Comparison with other Z-Score variants (quick context)
The original model is not universal. The table below summarizes common variants you may encounter. This calculator intentionally stays focused on the original model so the inputs and interpretation remain clear.
| Model | Typical use case | Key differences (high level) |
|---|---|---|
| Original Altman Z-Score | Publicly traded manufacturing firms | Uses market value of equity; calibrated on historical U.S. manufacturers. |
| Z′ (often used for private firms) | Privately held manufacturing companies | Commonly replaces market value of equity with book value and adjusts coefficients/cutoffs. |
| Z″ (often used for non-manufacturers) | Non-manufacturing firms / some emerging markets | Adjusts coefficients and may reduce industry bias (implementation varies by source). |
If you are analyzing a private company, you may not have a reliable market value of equity. In that case, using a model designed for private firms can be more appropriate. If you are analyzing a non-manufacturer, the Sales/Assets ratio may behave differently across industries, which is one reason some variants adjust or omit it.
Limitations and assumptions
Use the Z-Score as one input in a broader analysis. Key limitations include model scope, accounting quality, and the fact that the score is a snapshot. Understanding these limitations helps you avoid false confidence.

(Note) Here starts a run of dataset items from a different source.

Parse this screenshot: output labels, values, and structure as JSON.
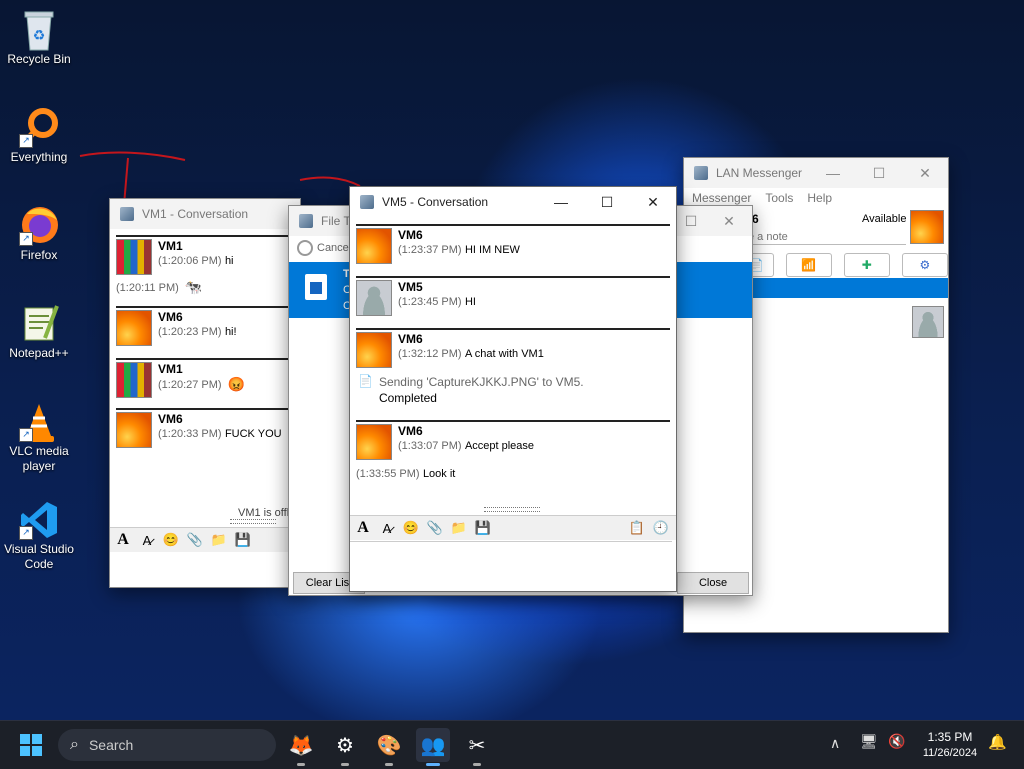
{
  "desktop": {
    "icons": [
      {
        "label": "Recycle Bin"
      },
      {
        "label": "Everything"
      },
      {
        "label": "Firefox"
      },
      {
        "label": "Notepad++"
      },
      {
        "label": "VLC media player"
      },
      {
        "label": "Visual Studio Code"
      }
    ]
  },
  "vm1_window": {
    "title": "VM1 - Conversation",
    "messages": [
      {
        "sender": "VM1",
        "time": "(1:20:06 PM)",
        "text": "hi"
      },
      {
        "time": "(1:20:11 PM)",
        "text": ""
      },
      {
        "sender": "VM6",
        "time": "(1:20:23 PM)",
        "text": "hi!"
      },
      {
        "sender": "VM1",
        "time": "(1:20:27 PM)",
        "text": ""
      },
      {
        "sender": "VM6",
        "time": "(1:20:33 PM)",
        "text": "FUCK YOU"
      }
    ],
    "status": "VM1 is offl"
  },
  "file_transfer_window": {
    "title": "File Tr",
    "cancel_label": "Cancel",
    "row_letters": [
      "T",
      "C",
      "C"
    ],
    "clear_list_label": "Clear List",
    "close_label": "Close"
  },
  "vm5_window": {
    "title": "VM5 - Conversation",
    "messages": [
      {
        "sender": "VM6",
        "time": "(1:23:37 PM)",
        "text": "HI IM NEW"
      },
      {
        "sender": "VM5",
        "time": "(1:23:45 PM)",
        "text": "HI"
      },
      {
        "sender": "VM6",
        "time": "(1:32:12 PM)",
        "text": "A chat with VM1"
      }
    ],
    "file_notice": {
      "text": "Sending 'CaptureKJKKJ.PNG' to VM5.",
      "status": "Completed"
    },
    "messages_after": [
      {
        "sender": "VM6",
        "time": "(1:33:07 PM)",
        "text": "Accept please"
      }
    ],
    "continuation": {
      "time": "(1:33:55 PM)",
      "text": "Look it"
    },
    "input_value": ""
  },
  "lan_messenger": {
    "title": "LAN Messenger",
    "menu": [
      "Messenger",
      "Tools",
      "Help"
    ],
    "user_name_partial": "6",
    "status": "Available",
    "note_placeholder": "e a note"
  },
  "taskbar": {
    "search_label": "Search",
    "time": "1:35 PM",
    "date": "11/26/2024"
  },
  "colors": {
    "selection_blue": "#0078d7",
    "desktop_blue": "#1247d6",
    "taskbar_bg": "#1c2028"
  }
}
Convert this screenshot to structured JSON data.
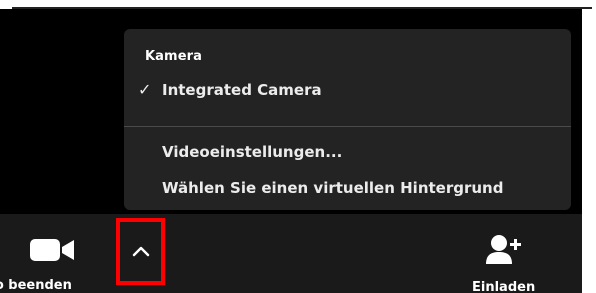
{
  "menu": {
    "heading": "Kamera",
    "items": [
      {
        "label": "Integrated Camera",
        "checked": true,
        "check_glyph": "✓"
      },
      {
        "label": "Videoeinstellungen..."
      },
      {
        "label": "Wählen Sie einen virtuellen Hintergrund"
      }
    ]
  },
  "toolbar": {
    "video_label": "eo beenden",
    "invite_label": "Einladen",
    "video_icon": "video-camera-icon",
    "caret_icon": "chevron-up-icon",
    "invite_icon": "add-user-icon"
  },
  "colors": {
    "background": "#000000",
    "menu": "#232323",
    "toolbar": "#1a1a1a",
    "highlight": "#ff0000",
    "text": "#ffffff"
  }
}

- Model fit: best aligned with public manufacturing firms; less reliable for banks, insurers, early-stage startups, and asset-light service businesses.
- Accounting quality: the score is only as good as the financial statements and any adjustments you make (leases, pensions, off-balance-sheet items, restatements).
- Snapshot nature: it does not directly incorporate forward-looking events (refinancing, litigation, regulatory changes, demand shocks).
- Market sensitivity: because X4 uses market value of equity, the score can change due to market sentiment even before fundamentals change.
- Probabilistic output: a low score does not guarantee bankruptcy; a high score does not guarantee safety.
If you need a more complete view of risk, consider pairing the Z-Score with cash flow metrics (operating cash flow, free cash flow), coverage ratios (interest coverage), leverage ratios (net debt/EBITDA), and liquidity measures (current ratio, quick ratio). The Z-Score is valuable precisely because it is simple; just be careful not to treat simplicity as completeness.
Important disclaimer
This Altman Z-Score calculator is provided for informational and educational purposes only and does not constitute financial, investment, legal, or accounting advice. Do not rely on this tool as the sole basis for decisions. For material lending, investment, or restructuring decisions, consult appropriately qualified professionals and review primary financial statements.